Side note: In Rails, one could think of Engines as a Bounded Context. But that might be a blog post for another time.

It is important to get these ideas and concepts down correctly because we need correct modeling of our systems to determine what they do.

Bounded Contexts and terms

It’s not usually realistic to get the entire organization agreeing on a universal linguistic definition for every term. Instead, DDD assumes that different terms have different meanings in different contexts.

The author then dives into the an example of a book, where a book means several different things to different people in different contexts. A book is touched upon by authors, graphic designers, editors, marketing folks. In each of these contexts, the features of a book mean different things at different times. It is impossible to develop an all-knowing Book model without disagreement between stakeholders. DDD, instead, acknowledges these differences and allows stakeholders to use linguistic terms from within their unique Bounded Contexts.

Bounded Contexts may include things like:

  • Object models
  • A database schema / persistence layer
  • A SOAP or REST API
  • A user interface

Bounded context antipatterns

You may be tempted to divide up a bounded context by architectural concerns, or because you want to assign smaller tasks to developers (resource allocation). Beware that this kind of work tends to fragment the language.

DDD operates on linquistic drivers. The unity, cohesion and domain-adherence of the bounded context should be the first priority in the design.

Assigning two teams to the same bounded context results in fragmentation of the bounded context.

Ideally: we strive to assign one team to work on one Bounded Context with one Ubiquitous Language at a time.

In Rails, what are the bounded contexts? It could be the top-level Rails application, or an engine, or a gem, that define the context boundaries._

A story…

The chapter then goes on to describe their fictional team designing through three iterations off their DDD strategy:

A system in which all domains live within the same bounded context. They see the folly of this and refactor with some tactical patterns, like creating services.

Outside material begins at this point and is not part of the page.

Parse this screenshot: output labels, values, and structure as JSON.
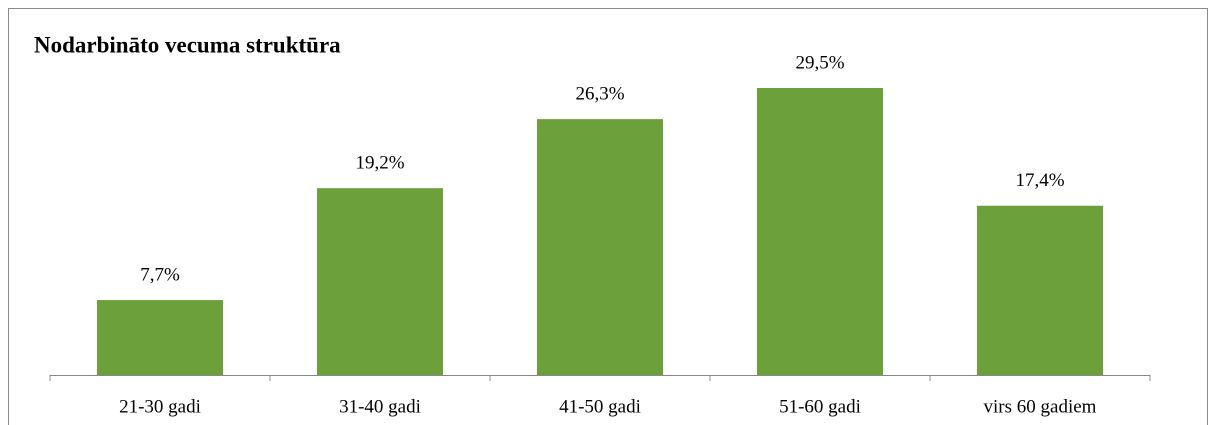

This is, however, missing the point. They realized they needed to listen to business and their domain experts to find out exactly where the right places were to segregate the contexts. The team discovers that the business has a desire to go in a new direction which allows them to segregate the domain in such a way that would enable future directions for the business.

How often are we as developers in conversation with our product owners and asking where the business wants to go in the future?

Conversations with the business reveal an intention to develop an add-on product to the core product. This implies the development of two subdomains. However, further investigation reveals that the shared overlap of certain domain models (like users, roles, and access management) cannot simply be identically shared between two systems, since their linguistic meanings in the two systems differ slightly. Instead, the developers use the linguistic problem to develop a third bounded context.

The developers separate their app into three bounded contexts built as three software systems.